Zeolite SSZ-13 membranes have emerged as highly promising candidates for the separation of CO2/CH4 mixtures due to their intrinsic molecular sieving properties. Nevertheless, the formation of nonzeolitic defects during hydrothermal synthesis and postcalcination remains a significant obstacle, compromising membrane selectivity and long-term stability. In this study, a facile and effective surface modification strategy was employed utilizing hydrophobic polydimethylsiloxane (PDMS) as a defect-healing agent to enhance both separation performance and moisture resistance of SSZ-13 membranes. The influence of PDMS concentration on defect mitigation was systematically investigated.
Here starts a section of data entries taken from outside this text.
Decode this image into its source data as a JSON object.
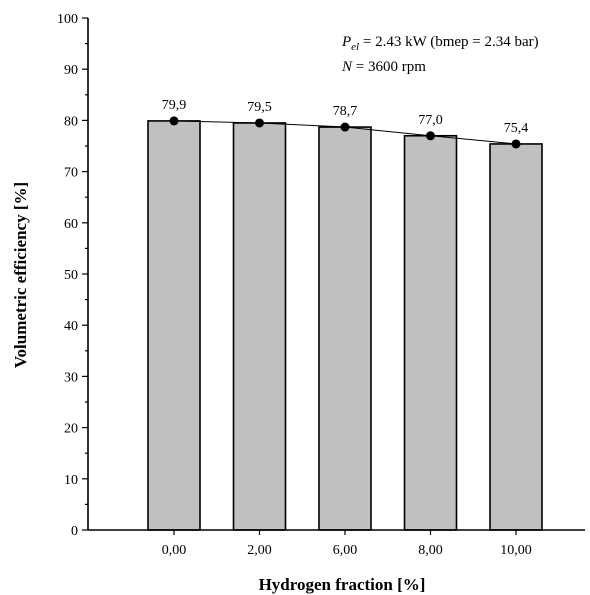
{
  "chart_data": {
    "type": "bar",
    "categories": [
      "0,00",
      "2,00",
      "6,00",
      "8,00",
      "10,00"
    ],
    "values": [
      79.9,
      79.5,
      78.7,
      77.0,
      75.4
    ],
    "data_labels": [
      "79,9",
      "79,5",
      "78,7",
      "77,0",
      "75,4"
    ],
    "line_overlay": true,
    "xlabel": "Hydrogen fraction [%]",
    "ylabel": "Volumetric efficiency [%]",
    "ylim": [
      0,
      100
    ],
    "yticks": [
      "0",
      "10",
      "20",
      "30",
      "40",
      "50",
      "60",
      "70",
      "80",
      "90",
      "100"
    ],
    "bar_color": "#c0c0c0",
    "annotation": {
      "line1_symbol": "P",
      "line1_subscript": "el",
      "line1_rest": " = 2.43 kW (bmep = 2.34 bar)",
      "line2_symbol": "N",
      "line2_rest": " = 3600 rpm"
    }
  }
}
Single-gas permeation measurements (H2, CO2, N2, CH4, and SF6) demonstrated that PDMS effectively sealed nonselective defects, thereby restoring the molecular sieving behavior. Optimal performance was achieved at a PDMS concentration of 10 wt %, resulting in a 28-fold enhancement in ideal CO2/CH4 selectivity and only 44.8% reduction in CO2 permeance at 1.2 MPa and 298 K. Moreover, surface hydrophobicity was significantly enhanced, as evidenced by an increase in water contact angle, attributed to the strong adhesion of long-chain alkyl groups in PDMS to the membrane surface. As a result, under humid conditions, the CO2/CH4 selectivity of the PDMS-modified membrane increased by 68.9% compared to that in dry conditions, whereas the unmodified membrane exhibited a 90.5% decline. Long-term operational stability tests confirmed the robust performance of the modified membrane in humid environments at high pressure and room temperature. These results demonstrate the potential of PDMS surface modification as a scalable and effective approach to enhance the defect tolerance and humidity resistance of SSZ-13 membranes for industrial CO2/CH4 separation applications.